As the Raptors ready themselves for Game 5 of the NBA Finals Monday against the Golden State Warriors, fans are preparing for what could be a historic victory for the franchise — and the city.
“To witness history, to witness history — that’s why we’re here!” said Raptors fan Onkar Gill who had arrived at 5:30 Friday morning in order to secure a spot in the tailgate area outside Scotiabank Arena known as Jurassic Park.
This is the first time the team has been in the NBA Finals, so every game in this series has been special. But a championship win would, indeed, be one for the history books.
But what about fans who want to actually witness history by being inside the arena if the Raptors take the series against the Golden State Warriors?
Basketball fans who are still looking to get tickets for Game 5 should be prepared to pay a hefty price.
Tickets range from $3,238 to $120K
A cursory search found a single ticket with an obstructed view going for $11,120.
These tickets are in the 300 level (upper-most tier), called the Fan Zone, which are typically the most affordable tickets during the regular season. In fact, one 300-level ticket to a Raptors versus Warriors regular season game on Nov. 29 last year cost $170.
The most expensive tickets are courtside seats being sold on Ticketmaster for $60,000 each.
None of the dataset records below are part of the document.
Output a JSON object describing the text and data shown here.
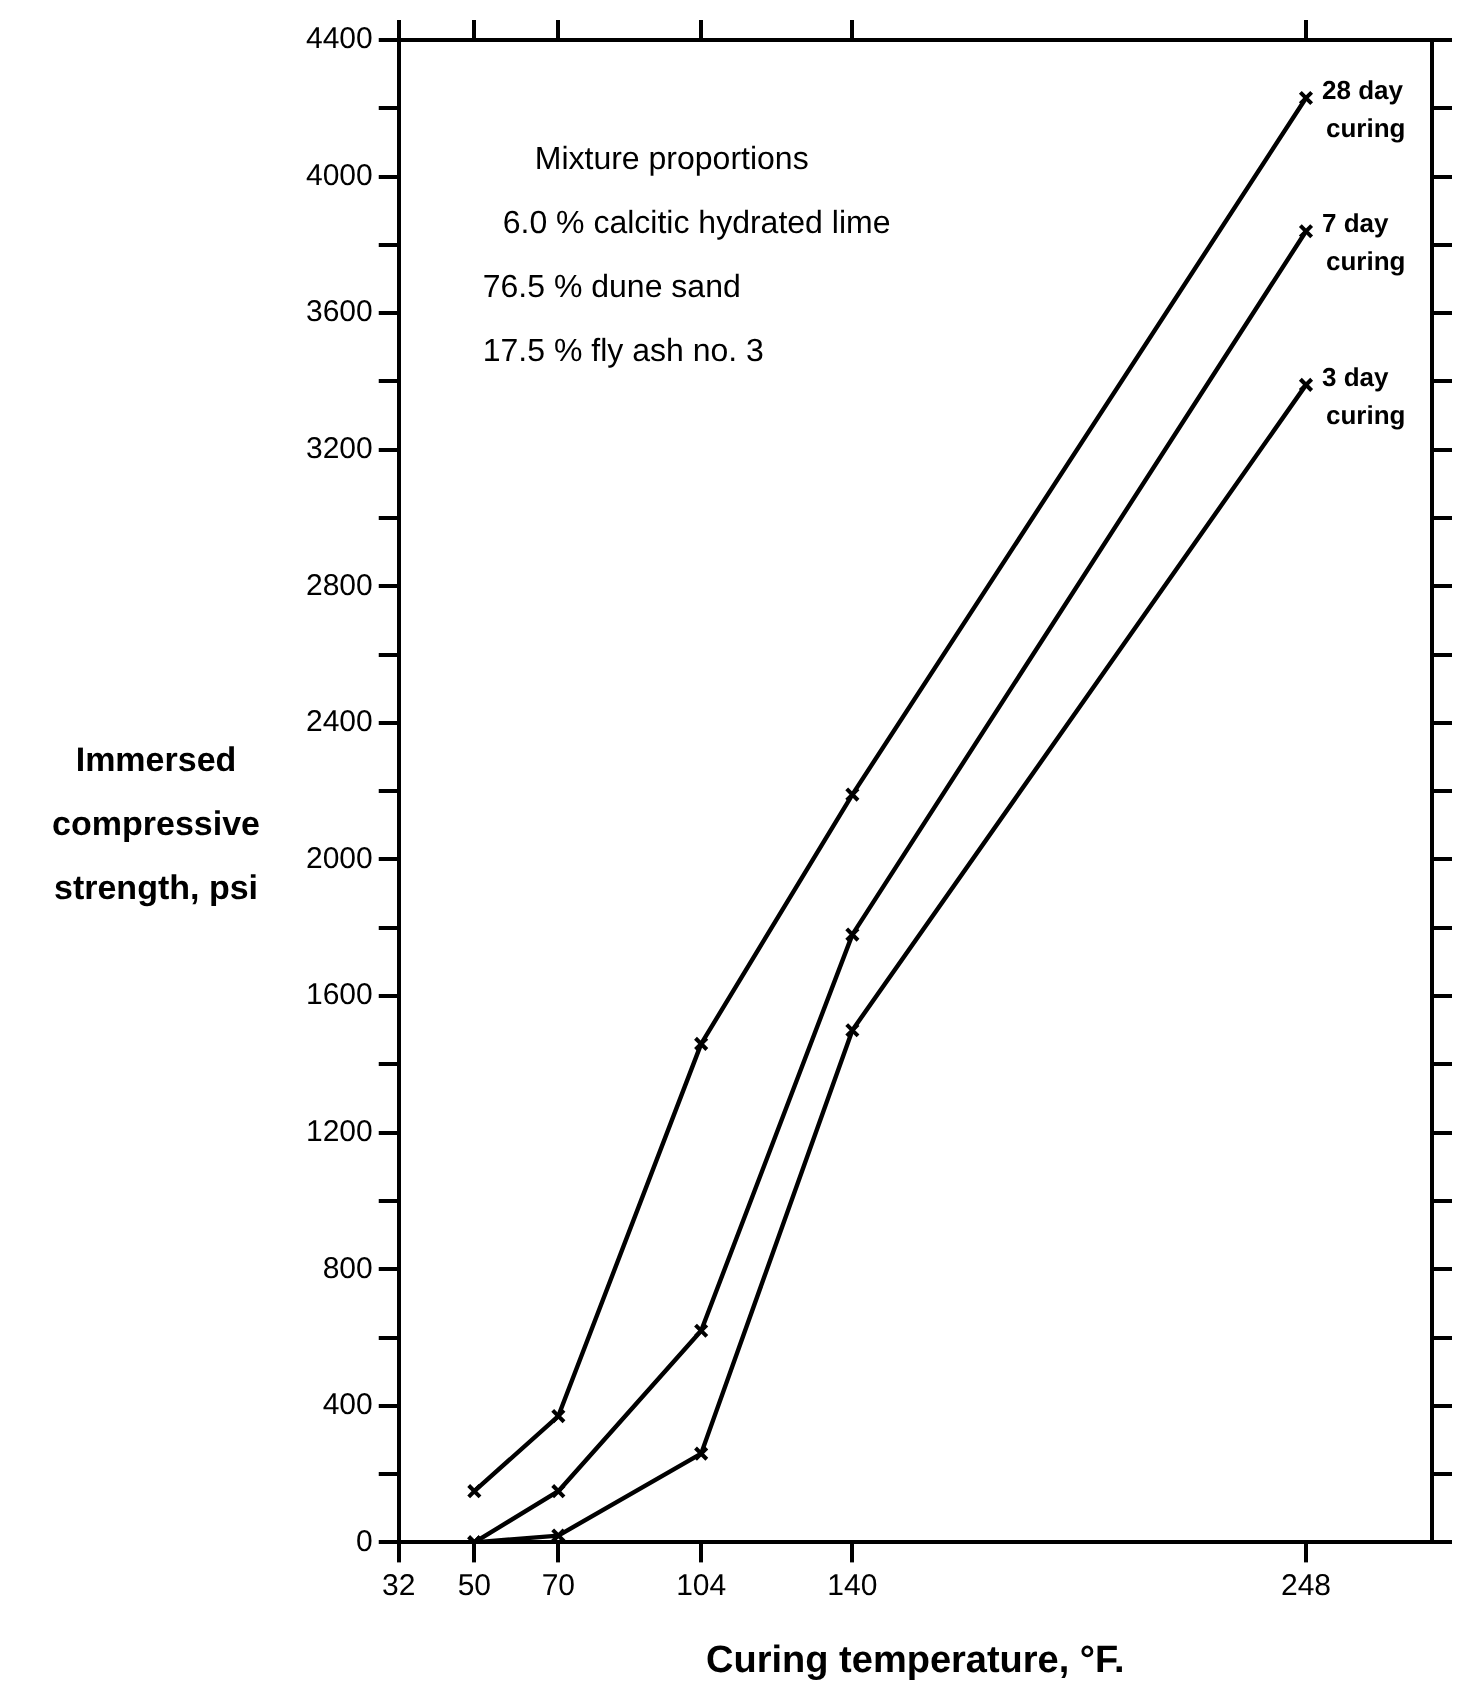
{
  "chart_data": {
    "type": "line",
    "xlabel": "Curing temperature, °F.",
    "ylabel": "Immersed compressive strength, psi",
    "x": [
      50,
      70,
      104,
      140,
      248
    ],
    "series": [
      {
        "name": "28 day curing",
        "color": "#000000",
        "values": [
          150,
          370,
          1460,
          2190,
          4230
        ]
      },
      {
        "name": "7 day curing",
        "color": "#000000",
        "values": [
          0,
          150,
          620,
          1780,
          3840
        ]
      },
      {
        "name": "3 day curing",
        "color": "#000000",
        "values": [
          0,
          20,
          260,
          1500,
          3390
        ]
      }
    ],
    "xlim": [
      32,
      278
    ],
    "xticks": [
      32,
      50,
      70,
      104,
      140,
      248
    ],
    "ylim": [
      0,
      4400
    ],
    "yticks": [
      0,
      {
        "value": 200,
        "label": null
      },
      400,
      {
        "value": 600,
        "label": null
      },
      800,
      {
        "value": 1000,
        "label": null
      },
      1200,
      {
        "value": 1400,
        "label": null
      },
      1600,
      {
        "value": 1800,
        "label": null
      },
      2000,
      {
        "value": 2200,
        "label": null
      },
      2400,
      {
        "value": 2600,
        "label": null
      },
      2800,
      {
        "value": 3000,
        "label": null
      },
      3200,
      {
        "value": 3400,
        "label": null
      },
      3600,
      {
        "value": 3800,
        "label": null
      },
      4000,
      {
        "value": 4200,
        "label": null
      },
      4400
    ],
    "annotations": [
      "Mixture proportions",
      "6.0 % calcitic hydrated lime",
      "76.5 % dune sand",
      "17.5 % fly ash no. 3"
    ],
    "grid": false,
    "legend": "top right",
    "marker": "cross",
    "line_style": "solid"
  }
}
Those seats are only available as a pair, which means someone would have to lay down a cool $120,000 to sit at Drake level on Monday.
That’s double what the same seats cost for Game 1 of this series.
Laws of supply and demand
Vijay Stelur, a marketing instructor at York University’s Schulich School of Business, admits those prices are “insane” but only to people who don’t understand how supply and demand works.
“You have fans from not only this region, but from across Canada, and even around the world, who have never seen the Raptors make it this far, who are clamouring to try to get tickets,” Stelur said.
The question is, what are they willing to pay for them?
The ‘experiential economy’
Stelur pointed out that Toronto is one of the wealthiest cities in North America, which means more people are willing to spend big bucks “to say that they were there.”
For many fans, to say that is the whole point.
It’s called the “experiential economy,” Stelur said — it’s the idea that consumers would rather spend money on experiences rather than tangible, physical products.
“Being able to experience something that heightens their senses and stokes their emotions and passions — that for a lot of people is more important than just buying goods off a shelf,” he said.